Non mi portano allo stadio

Da sempre io sono quella dell’ultima volta: l’ultima nuotata prima della fine dell’estate, l’ultimo caffè nel mio bar preferito prima di ritornare a casa dopo un viaggio, l’ultima volta per un incontro importante, l’ultima volta della trapunta invernale prima del cambio stagione. È che sono fatta così: mi piace assaporare, sapere che quella, esattamente quella, […]

Da sempre io sono quella dell’ultima volta: l’ultima nuotata prima della fine dell’estate, l’ultimo caffè nel mio bar preferito prima di ritornare a casa dopo un viaggio, l’ultima volta per un incontro importante, l’ultima volta della trapunta invernale prima del cambio stagione. È che sono fatta così: mi piace assaporare, sapere che quella, esattamente quella, sarà l’ultima volta che potrò godere della cosa che in quel momento mi piace, mi riempie la vita, mi fa sentire viva. Come se avessi bisogno di memorizzare, di fare una scorpacciata prima dei tempi di magra. Ecco perché, oggi, sono così delusa.
Quest’anno allo stadio ci sono sempre andata gratis. Sì, sono tra le fortunate a cui regalano i biglietti per la partita. E pure in settori privilegiati, eh, mica in curva. Il peggio che mi sia capitato sono stati i Distinti, il meglio la Tribuna Posillipo, l’ultima volta che ci sono stata. Ma, appunto, non sapevo sarebbe stata l’ultima…
E così ho vissuto tutta l’ultima settimana nell’attesa di stringere per l’ultima volta tra le mani i biglietti per l’ultima partita del Napoli in casa. Ho goduto come una matta, ieri, quando ho visto che, da previsioni, il tempo sulla città, domani, sarebbe stato perfetto per indossare la mia magliettina preferita azzurra, in onore dell’ultima volta stagionale allo stadio. E già pregustavo le coreografie, gli applausi finali alla squadra, il saluto ai calciatori che fanno il giro del campo, il saluto alle gradinate, persino ai tornelli. Ma, poco fa, il bagno freddo, la doccia ghiacciata: domani, per me, niente biglietti.
Mio marito, che ha risposto alla tragica telefonata, non ha fatto una piega “dai, era solo l’Atalanta”, ma per me avrebbe potuto essere anche una squadra amatoriale di salumieri calciatori, non avrebbe fatto alcuna differenza: era la mia ultima volta, appunto, almeno per quest’anno.
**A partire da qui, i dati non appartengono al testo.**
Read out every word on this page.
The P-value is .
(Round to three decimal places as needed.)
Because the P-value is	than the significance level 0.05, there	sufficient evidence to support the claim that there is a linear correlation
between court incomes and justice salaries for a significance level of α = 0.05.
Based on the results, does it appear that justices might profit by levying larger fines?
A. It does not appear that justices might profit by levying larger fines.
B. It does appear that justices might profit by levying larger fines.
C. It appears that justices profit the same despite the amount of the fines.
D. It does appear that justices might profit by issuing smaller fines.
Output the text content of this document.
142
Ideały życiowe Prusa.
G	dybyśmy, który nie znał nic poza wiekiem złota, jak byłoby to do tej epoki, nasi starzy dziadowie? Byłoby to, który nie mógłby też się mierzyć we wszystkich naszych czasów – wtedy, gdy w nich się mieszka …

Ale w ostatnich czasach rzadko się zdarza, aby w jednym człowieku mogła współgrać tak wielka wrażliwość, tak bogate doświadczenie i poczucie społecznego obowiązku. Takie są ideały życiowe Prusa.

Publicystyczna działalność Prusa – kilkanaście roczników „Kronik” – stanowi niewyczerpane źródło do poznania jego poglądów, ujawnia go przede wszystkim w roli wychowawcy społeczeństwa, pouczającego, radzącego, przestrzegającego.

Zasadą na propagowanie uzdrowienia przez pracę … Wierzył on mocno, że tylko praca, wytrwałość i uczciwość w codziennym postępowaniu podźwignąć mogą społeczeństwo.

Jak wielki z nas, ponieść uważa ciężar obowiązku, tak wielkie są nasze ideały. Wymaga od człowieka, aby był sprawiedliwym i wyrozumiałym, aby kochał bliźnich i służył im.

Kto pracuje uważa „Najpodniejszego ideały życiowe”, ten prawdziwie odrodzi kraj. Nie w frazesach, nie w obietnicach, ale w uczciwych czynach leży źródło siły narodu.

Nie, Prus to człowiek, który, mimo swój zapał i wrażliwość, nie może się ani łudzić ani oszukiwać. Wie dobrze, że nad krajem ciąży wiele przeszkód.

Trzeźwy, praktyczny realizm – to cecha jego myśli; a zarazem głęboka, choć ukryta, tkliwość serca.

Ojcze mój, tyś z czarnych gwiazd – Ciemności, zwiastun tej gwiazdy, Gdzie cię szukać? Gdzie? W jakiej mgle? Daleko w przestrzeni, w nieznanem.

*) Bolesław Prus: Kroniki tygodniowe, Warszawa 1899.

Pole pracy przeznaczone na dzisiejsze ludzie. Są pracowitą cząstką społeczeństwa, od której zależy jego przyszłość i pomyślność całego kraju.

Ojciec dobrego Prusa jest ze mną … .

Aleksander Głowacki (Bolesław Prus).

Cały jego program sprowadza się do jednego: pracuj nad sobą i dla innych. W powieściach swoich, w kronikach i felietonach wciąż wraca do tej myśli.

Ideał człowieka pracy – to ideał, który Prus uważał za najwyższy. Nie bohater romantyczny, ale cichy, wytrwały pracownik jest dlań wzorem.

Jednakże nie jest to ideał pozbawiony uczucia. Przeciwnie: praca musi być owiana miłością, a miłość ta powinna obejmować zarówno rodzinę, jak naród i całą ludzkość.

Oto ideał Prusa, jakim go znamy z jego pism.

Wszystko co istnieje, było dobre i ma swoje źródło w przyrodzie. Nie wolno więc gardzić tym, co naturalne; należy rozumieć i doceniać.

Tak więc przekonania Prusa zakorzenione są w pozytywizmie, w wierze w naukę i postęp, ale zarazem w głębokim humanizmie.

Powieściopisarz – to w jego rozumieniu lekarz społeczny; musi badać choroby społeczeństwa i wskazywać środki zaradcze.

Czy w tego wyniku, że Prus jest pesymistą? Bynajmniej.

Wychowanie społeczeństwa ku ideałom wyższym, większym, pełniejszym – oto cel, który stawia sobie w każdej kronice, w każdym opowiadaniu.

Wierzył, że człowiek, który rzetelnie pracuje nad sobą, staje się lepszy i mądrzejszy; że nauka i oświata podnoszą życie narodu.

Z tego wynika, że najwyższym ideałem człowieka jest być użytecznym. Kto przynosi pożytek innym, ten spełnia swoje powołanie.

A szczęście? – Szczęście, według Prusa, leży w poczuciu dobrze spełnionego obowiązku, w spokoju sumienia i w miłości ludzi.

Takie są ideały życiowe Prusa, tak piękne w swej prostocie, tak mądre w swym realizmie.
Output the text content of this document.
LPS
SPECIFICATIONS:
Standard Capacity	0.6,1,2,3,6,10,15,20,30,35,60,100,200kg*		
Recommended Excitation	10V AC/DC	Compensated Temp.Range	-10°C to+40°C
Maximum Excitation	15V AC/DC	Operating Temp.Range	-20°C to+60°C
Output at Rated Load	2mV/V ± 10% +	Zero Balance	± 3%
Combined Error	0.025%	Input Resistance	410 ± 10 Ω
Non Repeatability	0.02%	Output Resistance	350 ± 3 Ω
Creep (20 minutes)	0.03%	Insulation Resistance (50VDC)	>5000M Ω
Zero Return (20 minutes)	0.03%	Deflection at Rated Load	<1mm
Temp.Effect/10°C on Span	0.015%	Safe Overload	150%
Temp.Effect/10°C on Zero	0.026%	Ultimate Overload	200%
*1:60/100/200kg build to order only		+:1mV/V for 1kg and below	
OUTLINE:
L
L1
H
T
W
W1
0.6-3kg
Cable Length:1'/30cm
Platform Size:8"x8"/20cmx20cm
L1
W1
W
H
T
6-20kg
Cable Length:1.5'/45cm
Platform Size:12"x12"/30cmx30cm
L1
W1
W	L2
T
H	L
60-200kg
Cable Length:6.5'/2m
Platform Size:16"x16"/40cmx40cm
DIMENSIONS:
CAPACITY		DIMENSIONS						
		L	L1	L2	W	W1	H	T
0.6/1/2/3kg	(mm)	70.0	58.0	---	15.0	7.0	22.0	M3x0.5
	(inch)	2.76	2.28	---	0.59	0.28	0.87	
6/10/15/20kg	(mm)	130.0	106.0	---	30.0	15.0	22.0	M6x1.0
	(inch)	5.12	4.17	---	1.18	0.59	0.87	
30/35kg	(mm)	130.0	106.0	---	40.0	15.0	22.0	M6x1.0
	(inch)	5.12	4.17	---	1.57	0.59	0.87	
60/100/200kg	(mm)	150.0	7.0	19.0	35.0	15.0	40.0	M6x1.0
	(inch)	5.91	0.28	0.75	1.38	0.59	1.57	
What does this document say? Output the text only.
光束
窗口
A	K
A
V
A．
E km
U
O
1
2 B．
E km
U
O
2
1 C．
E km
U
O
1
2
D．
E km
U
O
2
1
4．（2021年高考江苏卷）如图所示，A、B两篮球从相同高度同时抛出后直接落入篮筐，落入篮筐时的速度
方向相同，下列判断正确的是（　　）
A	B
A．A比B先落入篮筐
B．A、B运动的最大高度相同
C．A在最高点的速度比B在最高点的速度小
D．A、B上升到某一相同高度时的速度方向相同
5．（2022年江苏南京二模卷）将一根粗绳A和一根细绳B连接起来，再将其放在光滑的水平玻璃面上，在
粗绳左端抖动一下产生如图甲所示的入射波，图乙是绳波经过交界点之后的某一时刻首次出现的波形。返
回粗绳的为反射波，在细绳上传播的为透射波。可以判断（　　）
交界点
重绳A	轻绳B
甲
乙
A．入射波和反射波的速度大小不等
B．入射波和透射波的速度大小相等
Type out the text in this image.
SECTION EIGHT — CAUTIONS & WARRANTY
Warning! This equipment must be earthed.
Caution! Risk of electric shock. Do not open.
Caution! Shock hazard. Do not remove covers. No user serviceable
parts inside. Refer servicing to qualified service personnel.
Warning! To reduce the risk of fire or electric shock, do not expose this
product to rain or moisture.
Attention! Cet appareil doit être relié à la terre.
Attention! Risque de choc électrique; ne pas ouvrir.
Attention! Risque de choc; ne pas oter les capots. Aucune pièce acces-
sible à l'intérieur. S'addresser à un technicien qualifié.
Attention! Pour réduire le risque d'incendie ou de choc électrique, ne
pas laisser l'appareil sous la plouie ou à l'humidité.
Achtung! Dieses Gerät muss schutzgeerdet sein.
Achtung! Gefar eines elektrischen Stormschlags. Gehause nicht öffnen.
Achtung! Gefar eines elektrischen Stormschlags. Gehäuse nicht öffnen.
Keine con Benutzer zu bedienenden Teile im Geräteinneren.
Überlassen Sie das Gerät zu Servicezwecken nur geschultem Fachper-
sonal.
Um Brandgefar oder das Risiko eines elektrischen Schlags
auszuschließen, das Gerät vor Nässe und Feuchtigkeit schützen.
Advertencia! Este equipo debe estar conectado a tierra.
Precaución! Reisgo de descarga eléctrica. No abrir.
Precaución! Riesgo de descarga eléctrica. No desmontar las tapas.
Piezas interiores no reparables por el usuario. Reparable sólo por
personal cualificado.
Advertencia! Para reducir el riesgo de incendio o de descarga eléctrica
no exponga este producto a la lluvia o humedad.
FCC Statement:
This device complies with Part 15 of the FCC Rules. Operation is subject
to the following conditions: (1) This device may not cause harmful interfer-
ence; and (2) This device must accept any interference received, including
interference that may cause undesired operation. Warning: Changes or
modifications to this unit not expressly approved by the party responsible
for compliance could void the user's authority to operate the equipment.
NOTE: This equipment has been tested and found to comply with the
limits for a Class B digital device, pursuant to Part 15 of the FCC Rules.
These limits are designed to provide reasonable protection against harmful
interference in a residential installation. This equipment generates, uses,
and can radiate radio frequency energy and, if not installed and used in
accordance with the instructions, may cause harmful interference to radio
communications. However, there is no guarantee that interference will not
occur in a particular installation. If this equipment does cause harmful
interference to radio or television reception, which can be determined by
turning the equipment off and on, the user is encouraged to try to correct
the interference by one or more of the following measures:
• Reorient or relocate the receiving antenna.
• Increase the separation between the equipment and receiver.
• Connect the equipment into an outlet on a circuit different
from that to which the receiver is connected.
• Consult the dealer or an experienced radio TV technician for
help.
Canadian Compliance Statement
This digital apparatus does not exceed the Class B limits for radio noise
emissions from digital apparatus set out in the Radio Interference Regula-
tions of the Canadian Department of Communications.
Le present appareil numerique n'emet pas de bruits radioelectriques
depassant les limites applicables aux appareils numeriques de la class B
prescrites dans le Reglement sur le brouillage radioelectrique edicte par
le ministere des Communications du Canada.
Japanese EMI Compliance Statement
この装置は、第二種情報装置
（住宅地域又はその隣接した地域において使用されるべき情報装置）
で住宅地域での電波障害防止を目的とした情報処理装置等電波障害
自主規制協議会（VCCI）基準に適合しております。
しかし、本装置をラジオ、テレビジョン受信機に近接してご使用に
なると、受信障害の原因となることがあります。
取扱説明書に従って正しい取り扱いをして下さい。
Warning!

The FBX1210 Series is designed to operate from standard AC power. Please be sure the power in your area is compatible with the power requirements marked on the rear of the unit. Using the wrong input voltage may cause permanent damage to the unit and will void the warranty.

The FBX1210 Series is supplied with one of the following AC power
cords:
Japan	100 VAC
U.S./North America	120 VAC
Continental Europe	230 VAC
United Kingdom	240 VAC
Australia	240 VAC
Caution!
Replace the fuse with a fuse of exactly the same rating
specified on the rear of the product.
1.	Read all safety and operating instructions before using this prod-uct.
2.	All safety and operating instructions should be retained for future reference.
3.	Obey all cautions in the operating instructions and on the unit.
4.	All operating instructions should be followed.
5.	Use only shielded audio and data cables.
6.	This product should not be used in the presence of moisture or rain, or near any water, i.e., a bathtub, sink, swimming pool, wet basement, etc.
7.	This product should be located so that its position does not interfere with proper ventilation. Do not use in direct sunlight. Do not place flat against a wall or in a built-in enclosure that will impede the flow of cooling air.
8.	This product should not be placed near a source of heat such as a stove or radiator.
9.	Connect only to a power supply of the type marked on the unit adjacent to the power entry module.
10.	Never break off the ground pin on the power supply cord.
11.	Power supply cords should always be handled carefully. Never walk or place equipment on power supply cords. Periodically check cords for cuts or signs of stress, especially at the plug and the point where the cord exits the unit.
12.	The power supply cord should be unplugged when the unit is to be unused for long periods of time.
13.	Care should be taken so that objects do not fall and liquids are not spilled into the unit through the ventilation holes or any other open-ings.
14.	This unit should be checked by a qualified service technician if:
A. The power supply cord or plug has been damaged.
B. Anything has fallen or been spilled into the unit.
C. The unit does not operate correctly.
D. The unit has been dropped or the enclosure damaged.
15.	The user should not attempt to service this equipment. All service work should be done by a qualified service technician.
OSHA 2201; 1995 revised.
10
Ma io, che non mi scoraggio mai, gli ho candidamente proposto di acquistarli, i biglietti, magari anche rinunciando ad una parte del mio regalo di compleanno, ormai vicinissimo. Ma lui no, l’uomo, quello che dovrebbe essere, per antonomasia, quello che “la domenica ti lascia sempre sola per andare a vedere la partita” ha detto “dai, che ce la vediamo a casa, tifiamo da qui”.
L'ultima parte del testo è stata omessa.